A reasonable figure for the sale of
Carisbrook is proving difficult to pin down, but a reported
estimate of $4 million from a property valuer has been
dismissed as too low.
It emerged this week the stadium will be sold to the Dunedin
City Council in the next few weeks for $7 million, and while
he was unwilling to confirm the figure, council finance and
corporate support general manager Athol Stephens said
yesterday the money would have to be borrowed.
The cost of buying Carisbrook is not included in the $198
million the council has promised the new stadium will cost.
But the local authority may be able to make the money back
when it sells the land, Mr Stephens said, depending on what
option is chosen for its use.
Property developers spoken to yesterday were unwilling to go
on the record with a price.
However, the general reaction to a figure of $4 million,
reported as a ballpark figure for the stadium by an un-named
property developer, was too low, with those contacted saying it
would be a very good buy at that price.
Mr Stephens also questioned the figures, and said at such a
price "we'd take it today".
Asked about the possibilities of money being made from the
sale of Carisbrook, he said no research had been done so far
on the issue.
Various ideas had been floated, including using it, instead
of Bathgate Park, for playing fields, and using Bathgate Park
for development.
Carisbrook, though, was already zoned industrial, was flat,
had good services and good access.
"Above all, it's freehold.
"If no other purposes were intended for it, it should be
reasonably sellable."
There could be a surplus from a sale, above what had been
paid, although it could take time to realise, depending on
the option.
Mr Stephens said the original deal for Carisbrook was that
all the rugby union's debts would be repaid from the proceeds
of the sale of the land, after it was sold to the council for
a nominal sum.
Not only would the rugby union's and the council's debt be
repaid, there was to have been be $5 million left over.
That figure was based on a Carisbrook Stadium Trust estimate
of the land being bought for a nominal sum, and sold for $11
million, something council staff questioned at the time, he
said.
"We always wondered if it would be possible to get $5 million
[profit]."
That would have reduced the cost of the land at the new
stadium, he said, but that was now apparently not the case.

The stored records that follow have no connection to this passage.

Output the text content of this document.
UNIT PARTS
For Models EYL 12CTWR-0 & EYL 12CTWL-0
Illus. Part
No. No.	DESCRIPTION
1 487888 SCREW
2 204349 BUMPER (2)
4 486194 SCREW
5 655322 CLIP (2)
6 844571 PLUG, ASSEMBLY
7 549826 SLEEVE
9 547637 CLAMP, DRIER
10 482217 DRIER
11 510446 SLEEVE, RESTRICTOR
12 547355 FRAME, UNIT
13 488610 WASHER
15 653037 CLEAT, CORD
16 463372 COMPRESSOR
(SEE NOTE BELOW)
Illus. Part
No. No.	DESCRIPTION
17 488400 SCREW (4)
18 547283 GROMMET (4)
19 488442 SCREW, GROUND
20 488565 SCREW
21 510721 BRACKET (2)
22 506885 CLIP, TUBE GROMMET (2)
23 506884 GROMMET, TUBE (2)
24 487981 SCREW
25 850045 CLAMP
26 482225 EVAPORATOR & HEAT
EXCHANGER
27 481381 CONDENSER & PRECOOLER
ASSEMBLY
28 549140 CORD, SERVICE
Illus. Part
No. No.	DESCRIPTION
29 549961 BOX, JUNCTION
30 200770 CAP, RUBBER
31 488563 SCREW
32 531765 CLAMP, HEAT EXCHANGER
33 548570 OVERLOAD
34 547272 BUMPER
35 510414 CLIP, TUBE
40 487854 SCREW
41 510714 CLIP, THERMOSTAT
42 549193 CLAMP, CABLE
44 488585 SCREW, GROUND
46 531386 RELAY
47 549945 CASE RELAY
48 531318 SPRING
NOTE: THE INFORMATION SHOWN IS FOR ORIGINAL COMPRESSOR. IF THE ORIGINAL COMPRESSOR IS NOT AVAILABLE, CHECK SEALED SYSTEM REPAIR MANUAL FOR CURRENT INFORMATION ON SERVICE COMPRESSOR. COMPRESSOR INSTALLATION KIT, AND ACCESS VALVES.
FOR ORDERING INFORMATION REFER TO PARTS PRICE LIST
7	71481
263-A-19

The Otago Rugby Football Union (ORFU) last year owed $2
million to the city council and $4 million to the Bank of New
Zealand.
An Official Information Act request by the Otago Daily Times
last year resulted in the council confirming the ORFU's $2
million loan to the council had been extended to June 30 this
year.
Quotable Value New Zealand did its last valuation of Dunedin
properties, used by the council to set rates, in 2007, and
those valuations came into effect for ratepayers in the
middle of last year.
For Carisbrook, the capital value for the stadium was $16.2
million, but the land value was only $2.7 million.
That means the cost of the buildings on the land was
estimated at $13.5 million, but they have at best limited use
for anything other than a stadium, and ratings valuations do
not necessarily reflect market prices.